Un contrat loin des estimations du marché
Selon des sources proches du dossier, le groupe Fox Corp. a obtenu les droits de diffusion de la Coupe du monde 2026 pour un montant inférieur à 500 millions de dollars. À titre de comparaison, les analystes du secteur estiment la valeur réelle de ces droits à environ 1,5 milliard de dollars, soit le triple de la somme versée par la chaîne américaine. Ce déséquilibre interroge les observateurs, qui s’étonnent qu’une compétition de cette envergure – la première à se dérouler aux États-Unis, au Canada et au Mexique – ait été cédée à un prix aussi avantageux.

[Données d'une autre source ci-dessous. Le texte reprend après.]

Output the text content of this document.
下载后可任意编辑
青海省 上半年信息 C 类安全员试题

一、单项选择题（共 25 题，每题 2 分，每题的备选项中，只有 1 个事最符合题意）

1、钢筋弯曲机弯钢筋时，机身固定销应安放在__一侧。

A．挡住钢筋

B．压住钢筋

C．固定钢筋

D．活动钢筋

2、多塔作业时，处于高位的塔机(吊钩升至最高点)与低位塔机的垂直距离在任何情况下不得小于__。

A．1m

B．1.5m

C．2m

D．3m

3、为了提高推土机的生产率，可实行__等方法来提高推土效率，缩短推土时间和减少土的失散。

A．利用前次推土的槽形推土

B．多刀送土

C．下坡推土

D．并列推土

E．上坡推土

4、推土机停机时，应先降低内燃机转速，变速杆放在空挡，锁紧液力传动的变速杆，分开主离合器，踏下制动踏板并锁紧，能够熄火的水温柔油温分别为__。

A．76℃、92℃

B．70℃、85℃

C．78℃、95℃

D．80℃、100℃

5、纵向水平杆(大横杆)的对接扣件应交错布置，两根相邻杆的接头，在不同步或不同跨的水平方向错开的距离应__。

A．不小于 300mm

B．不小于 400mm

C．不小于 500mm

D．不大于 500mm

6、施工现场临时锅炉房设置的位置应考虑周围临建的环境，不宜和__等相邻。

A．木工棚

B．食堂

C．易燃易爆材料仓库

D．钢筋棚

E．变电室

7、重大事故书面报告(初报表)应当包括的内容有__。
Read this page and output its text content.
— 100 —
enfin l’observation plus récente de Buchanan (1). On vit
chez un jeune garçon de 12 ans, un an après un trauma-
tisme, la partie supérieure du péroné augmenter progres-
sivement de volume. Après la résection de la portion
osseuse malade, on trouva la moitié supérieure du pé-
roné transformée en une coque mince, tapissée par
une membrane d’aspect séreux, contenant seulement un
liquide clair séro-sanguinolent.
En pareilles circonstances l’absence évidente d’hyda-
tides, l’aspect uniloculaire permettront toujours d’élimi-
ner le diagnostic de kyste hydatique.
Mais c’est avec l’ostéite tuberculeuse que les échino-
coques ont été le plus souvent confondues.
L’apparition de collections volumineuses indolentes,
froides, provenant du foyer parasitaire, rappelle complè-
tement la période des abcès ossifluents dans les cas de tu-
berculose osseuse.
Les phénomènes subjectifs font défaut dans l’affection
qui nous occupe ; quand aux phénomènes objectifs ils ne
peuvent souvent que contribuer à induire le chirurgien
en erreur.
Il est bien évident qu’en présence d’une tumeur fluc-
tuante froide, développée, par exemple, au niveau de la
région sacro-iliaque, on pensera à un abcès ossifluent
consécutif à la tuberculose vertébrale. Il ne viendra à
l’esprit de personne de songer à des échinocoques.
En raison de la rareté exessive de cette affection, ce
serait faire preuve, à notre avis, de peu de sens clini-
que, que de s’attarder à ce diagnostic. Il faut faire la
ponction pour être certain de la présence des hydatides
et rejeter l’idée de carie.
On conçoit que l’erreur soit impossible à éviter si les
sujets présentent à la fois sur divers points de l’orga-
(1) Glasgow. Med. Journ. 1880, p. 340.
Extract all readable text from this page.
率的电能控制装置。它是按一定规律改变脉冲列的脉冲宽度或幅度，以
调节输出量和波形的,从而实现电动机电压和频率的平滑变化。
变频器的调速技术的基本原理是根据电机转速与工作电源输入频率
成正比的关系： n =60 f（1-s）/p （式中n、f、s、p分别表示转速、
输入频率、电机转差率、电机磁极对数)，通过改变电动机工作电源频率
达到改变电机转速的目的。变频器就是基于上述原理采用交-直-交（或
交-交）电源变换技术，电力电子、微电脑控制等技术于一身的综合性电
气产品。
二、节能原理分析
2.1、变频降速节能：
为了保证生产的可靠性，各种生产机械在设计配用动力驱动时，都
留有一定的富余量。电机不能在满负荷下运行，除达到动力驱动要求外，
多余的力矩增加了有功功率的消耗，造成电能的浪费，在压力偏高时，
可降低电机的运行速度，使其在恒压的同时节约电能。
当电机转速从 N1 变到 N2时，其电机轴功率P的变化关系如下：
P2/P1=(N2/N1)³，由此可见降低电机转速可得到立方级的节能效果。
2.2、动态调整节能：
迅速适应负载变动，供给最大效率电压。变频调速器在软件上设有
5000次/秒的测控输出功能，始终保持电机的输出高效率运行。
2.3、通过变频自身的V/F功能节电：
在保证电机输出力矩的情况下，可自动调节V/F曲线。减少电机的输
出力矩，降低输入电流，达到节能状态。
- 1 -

Les origines : un accord secret en 2014
L’explication de cette transaction remonte à 2014. À l’époque, la FIFA faisait face à des menaces de poursuites judiciaires de la part de plusieurs diffuseurs, dont Fox, après la décision controversée d’attribuer la Coupe du monde 2022 au Qatar. Le déplacement de la compétition en hiver, en raison des fortes chaleurs estivales, perturbait les calendriers des chaînes et pouvait entraîner des pertes financières. Pour éviter un contentieux coûteux et potentiellement embarrassant, l’instance dirigeante du football mondial aurait négocié un accord confidentiel avec Fox.
Aux termes de cet arrangement, Fox aurait accepté de renoncer à toute action en justice en échange de conditions extrêmement favorables pour l’acquisition des droits des éditions suivantes de la Coupe du monde. Cet accord, resté caché pendant des années, aurait permis à Fox de verrouiller dès 2014 les droits du Mondial 2026 à un prix dérisoire, sans aucune mise en concurrence ni transparence sur le montant réel.
Un précédent déjà avantageux
Fox détenait déjà les droits de diffusion des Coupes du monde 2018 et 2022, obtenus dans des conditions également jugées très favorables. Avec cet accord secret, la chaîne a sécurisé l’édition 2026 à un coût qui représenterait une fraction de ce que paient d’autres diffuseurs internationaux. En Europe par exemple, des groupes comme M6 ou la BBC ont déboursé des sommes bien supérieures pour leurs territoires respectifs, alors que le marché américain est pourtant l’un des plus lucratifs.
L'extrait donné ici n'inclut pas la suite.